Matching exercise to personality


Gretchen Knight has been there and done that when it comes to sports and recreation. She remembers biking as a youngster, sampling yoga when it was trendy, and beginning to play tennis by virtue of marriage. “I married into a tennis family, so I figured I’d better.”

Family obligation wasn’t enough to stay on the court, and yoga lost its luster. Like many in the information age, Knight has fallen off the fitness bandwagon time and time again. “There’s nothing that really appeals to me to any great degree” says Knight, a graphic designer. “I sit still too much during my day in front of the computer, transfixed, not breathing, not blinking. I am at a point in my life--I can feel it in my body--where I’m ready to move,” she says.

Knight has tried different types of exercise over the years but has never felt motivated or interested enough to apply staying-power to any single pursuit. “There’s nothing that really appeals to me to any great degree,” she admits. And some popular domains--weight training--repulse her: “Lifting weights with machines has no appeal to me whatsoever,” she says.

Cardiac nurse, fitness guru, and author Peg Jordan says the trick to keeping people motivated is wrapping a fitness routine around one’s personality. “I married two theories, a theory of movement analysis and a theory of personality,” Jordan says. “What I found was that there is this incredible correspondence between the ways people think and behave, and the way they move.”

Pursue the wrong activity for your fitness instinct and chances are you won’t stick with it, says Jordan. “Within six to twelve weeks, most people drop out of their exercise goals,” she says. “Eight out of ten need new inspiration, new hope, new solutions to stick with exercise.”

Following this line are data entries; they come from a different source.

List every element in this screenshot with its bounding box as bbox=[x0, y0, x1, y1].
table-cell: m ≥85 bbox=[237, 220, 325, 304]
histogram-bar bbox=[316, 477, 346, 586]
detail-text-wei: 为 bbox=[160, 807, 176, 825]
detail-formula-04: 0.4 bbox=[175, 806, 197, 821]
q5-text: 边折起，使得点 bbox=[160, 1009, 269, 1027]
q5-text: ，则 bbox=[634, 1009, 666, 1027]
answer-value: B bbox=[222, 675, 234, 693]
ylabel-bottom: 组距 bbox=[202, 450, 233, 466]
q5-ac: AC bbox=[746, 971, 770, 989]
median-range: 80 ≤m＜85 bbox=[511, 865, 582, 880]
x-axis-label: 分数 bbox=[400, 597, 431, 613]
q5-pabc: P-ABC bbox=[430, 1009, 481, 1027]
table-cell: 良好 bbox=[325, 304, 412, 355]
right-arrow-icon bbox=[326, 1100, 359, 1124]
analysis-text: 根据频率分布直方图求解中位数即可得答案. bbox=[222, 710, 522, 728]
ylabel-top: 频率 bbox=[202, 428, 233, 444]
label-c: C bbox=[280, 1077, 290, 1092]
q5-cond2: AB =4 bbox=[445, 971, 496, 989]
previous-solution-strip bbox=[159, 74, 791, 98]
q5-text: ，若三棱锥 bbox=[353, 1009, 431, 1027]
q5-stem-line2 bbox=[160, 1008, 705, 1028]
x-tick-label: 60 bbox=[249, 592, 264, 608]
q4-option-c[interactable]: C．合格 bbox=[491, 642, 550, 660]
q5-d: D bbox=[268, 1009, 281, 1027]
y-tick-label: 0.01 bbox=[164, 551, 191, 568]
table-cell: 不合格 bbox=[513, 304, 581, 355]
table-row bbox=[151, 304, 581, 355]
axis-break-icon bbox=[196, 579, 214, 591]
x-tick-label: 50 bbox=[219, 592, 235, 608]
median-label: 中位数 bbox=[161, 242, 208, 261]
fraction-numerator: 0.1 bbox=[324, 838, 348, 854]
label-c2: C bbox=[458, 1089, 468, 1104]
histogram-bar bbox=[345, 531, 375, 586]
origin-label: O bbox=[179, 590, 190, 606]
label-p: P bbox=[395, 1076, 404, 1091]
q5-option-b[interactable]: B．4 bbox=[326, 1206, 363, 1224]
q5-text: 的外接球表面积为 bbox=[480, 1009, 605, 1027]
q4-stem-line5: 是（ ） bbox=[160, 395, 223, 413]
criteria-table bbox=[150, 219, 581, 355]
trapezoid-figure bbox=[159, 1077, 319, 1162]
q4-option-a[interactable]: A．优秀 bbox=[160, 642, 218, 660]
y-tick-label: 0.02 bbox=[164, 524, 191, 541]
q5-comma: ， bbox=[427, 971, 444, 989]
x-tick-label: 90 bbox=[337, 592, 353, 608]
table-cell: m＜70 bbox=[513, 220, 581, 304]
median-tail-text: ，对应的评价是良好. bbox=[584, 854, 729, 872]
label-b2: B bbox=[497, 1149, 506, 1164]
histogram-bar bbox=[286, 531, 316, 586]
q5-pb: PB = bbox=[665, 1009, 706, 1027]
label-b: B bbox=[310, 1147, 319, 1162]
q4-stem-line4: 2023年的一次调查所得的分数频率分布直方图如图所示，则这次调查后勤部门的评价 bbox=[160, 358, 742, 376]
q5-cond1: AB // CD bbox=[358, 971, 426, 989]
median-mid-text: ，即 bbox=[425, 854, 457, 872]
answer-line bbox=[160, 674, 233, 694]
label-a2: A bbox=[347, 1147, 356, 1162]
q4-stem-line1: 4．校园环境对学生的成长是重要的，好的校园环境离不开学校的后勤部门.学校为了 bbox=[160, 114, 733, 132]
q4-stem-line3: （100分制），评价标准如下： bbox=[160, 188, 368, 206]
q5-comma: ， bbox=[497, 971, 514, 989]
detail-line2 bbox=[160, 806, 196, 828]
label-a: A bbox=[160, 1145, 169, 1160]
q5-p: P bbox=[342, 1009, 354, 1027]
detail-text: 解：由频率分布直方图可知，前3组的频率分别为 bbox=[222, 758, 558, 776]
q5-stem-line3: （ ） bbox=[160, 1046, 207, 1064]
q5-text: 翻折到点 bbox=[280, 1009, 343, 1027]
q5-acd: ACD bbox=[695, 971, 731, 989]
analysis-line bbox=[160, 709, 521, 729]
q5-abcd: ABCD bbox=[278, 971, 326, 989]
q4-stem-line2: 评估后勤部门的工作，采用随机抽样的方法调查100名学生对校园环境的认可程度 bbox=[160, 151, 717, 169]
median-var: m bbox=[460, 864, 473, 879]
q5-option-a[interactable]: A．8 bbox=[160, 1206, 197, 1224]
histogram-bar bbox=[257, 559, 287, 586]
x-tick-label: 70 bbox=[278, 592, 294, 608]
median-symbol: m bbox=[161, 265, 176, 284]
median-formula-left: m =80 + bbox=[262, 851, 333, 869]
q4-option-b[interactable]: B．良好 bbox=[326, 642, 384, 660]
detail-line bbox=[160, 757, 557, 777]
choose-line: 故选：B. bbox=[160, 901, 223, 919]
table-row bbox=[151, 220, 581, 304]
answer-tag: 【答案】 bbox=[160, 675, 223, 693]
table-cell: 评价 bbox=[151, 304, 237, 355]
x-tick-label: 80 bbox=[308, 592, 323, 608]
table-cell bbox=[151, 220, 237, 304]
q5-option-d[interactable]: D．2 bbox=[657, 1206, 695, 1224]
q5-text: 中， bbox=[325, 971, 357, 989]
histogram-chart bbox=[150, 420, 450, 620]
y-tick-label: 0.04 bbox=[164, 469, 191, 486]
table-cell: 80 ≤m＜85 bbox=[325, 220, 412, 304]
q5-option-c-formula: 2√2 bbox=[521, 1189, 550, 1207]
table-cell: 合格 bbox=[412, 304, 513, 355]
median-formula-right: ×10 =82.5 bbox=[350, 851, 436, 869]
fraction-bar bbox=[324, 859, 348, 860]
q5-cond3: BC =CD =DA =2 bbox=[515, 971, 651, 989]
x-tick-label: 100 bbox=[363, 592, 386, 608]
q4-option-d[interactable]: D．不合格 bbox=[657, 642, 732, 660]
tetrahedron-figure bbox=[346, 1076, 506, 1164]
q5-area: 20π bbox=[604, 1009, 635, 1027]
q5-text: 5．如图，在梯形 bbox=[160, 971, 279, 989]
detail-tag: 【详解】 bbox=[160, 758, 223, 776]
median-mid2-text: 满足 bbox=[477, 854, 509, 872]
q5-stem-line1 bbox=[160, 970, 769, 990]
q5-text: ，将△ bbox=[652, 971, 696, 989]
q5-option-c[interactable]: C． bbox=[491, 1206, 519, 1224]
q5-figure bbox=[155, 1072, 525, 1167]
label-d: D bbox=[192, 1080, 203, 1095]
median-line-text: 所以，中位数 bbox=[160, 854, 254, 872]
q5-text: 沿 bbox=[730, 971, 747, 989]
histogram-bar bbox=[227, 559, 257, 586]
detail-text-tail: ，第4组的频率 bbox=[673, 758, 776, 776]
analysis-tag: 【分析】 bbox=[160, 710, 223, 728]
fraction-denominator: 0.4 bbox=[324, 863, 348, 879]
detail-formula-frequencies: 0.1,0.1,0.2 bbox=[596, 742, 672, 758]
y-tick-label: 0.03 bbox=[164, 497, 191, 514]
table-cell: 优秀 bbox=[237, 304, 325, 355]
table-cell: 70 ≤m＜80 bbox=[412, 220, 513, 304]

Based on four years of behavioral, social, and psychological research, Jordan has determined that people can be divided into racers, dancers, strollers, or trekkers. The theory of these four Jungian-based fitness personalities, or “quadrants,” is described in Ms. Jordan’s book “The Fitness Instinct” (Rodale Press, 1999).

Jordan thinks natural movement type is so integrated into a person’s being she appoints it as a seventh sense, after the five traditional senses and intuition.

The racer craves competition. A tennis or racquetball match two or three times a week would be ideal.

The stroller would best thrive on a buddy system activity like walking with a friend. “This is somebody who is very supportive, very social, very relational,” says Jordan.

The dancer personality--spontaneous, creative, and enthusiastic--requires variety, something different on each outing.

Trekkers are orderly, logical, and analytical. “Now these are the two out of ten Americans who really have stuck with the exercise prescription,” says Jordan.

Knight considers herself a stroller.

Skeptics, including William Sukala of the American Council on Exercise, say the theory just a new spin on an old idea: “We don’t really know to what extent this theory is valid,” says Sukala.

He says there is value in Jordan’s observations if they will help people get off the couch and move. “There really is no secret to fitness,” says Sukala. “We don’t have to exercise until we’re blue in the face. We don’t have to lift heavy weights, and do what the advertisers would suggest. We just need to get out and move.”

Jordan concludes from almost 2,000 interviews that the messages and images--narrow hips, lean abs, tight buns--employed by the commercial fitness industry create in some despair, bodily shame, and intimidation. “Maybe they signed up for a health club, walked in the door, and turned around on their heels and walked out again,” says Jordan of the notable dropout rates at fitness clubs.

She says anyone aiming to add more sporty activity into life must first undergo “cognitive cleanup.” “If you approach your exercise routine brand new with the same negative voices--’I really hate my body’--negative motivation only lasts for a very short time. You have got to start to self-love right now.”

Her message combines what she calls “the joy of movement” with personality and practicality. For those who can’t find time to exercise Jordan draws on recent fitness findings from Stanford University in suggesting an active lifestyle approach she calls “Gather 30 as you go.” “Instead of the big, long, thirty minute block of exercise, we’re finding out that people can get the same benefits by doing smaller spurts and accumulating thirty minutes as they go through the day. It allows people to jump up from their work station and just do rock and roll for five minutes, and run up and down stairs. This has been wonderfully freeing for people.”

Jordan says those who have repeatedly failed at sticking with a more active routine must claim “body sovereignty” and take back the responsibility for fitness success. “They need to transfer back all that authority back within and say, ‘I’m doing this for me because it feels good.’”

So that work and play are not confused, a person must quiet the mind with meditation, visualization, inspirational reading, or music before starting a walk or a workout, she says.

Finally, Jordan emphasizes the importance of deep rest in healing the micro-damage done to activated muscles and avoiding injury.

Knight says she has found a natural fitness fit with walking, biking, and tai chi. She says the combination just feels right. One proof she’s found her fitness personality: she rarely misses a workout, and attends a tai chi class. The routine makes her feel good about herself. “I feel happier, a lot happier,” she says.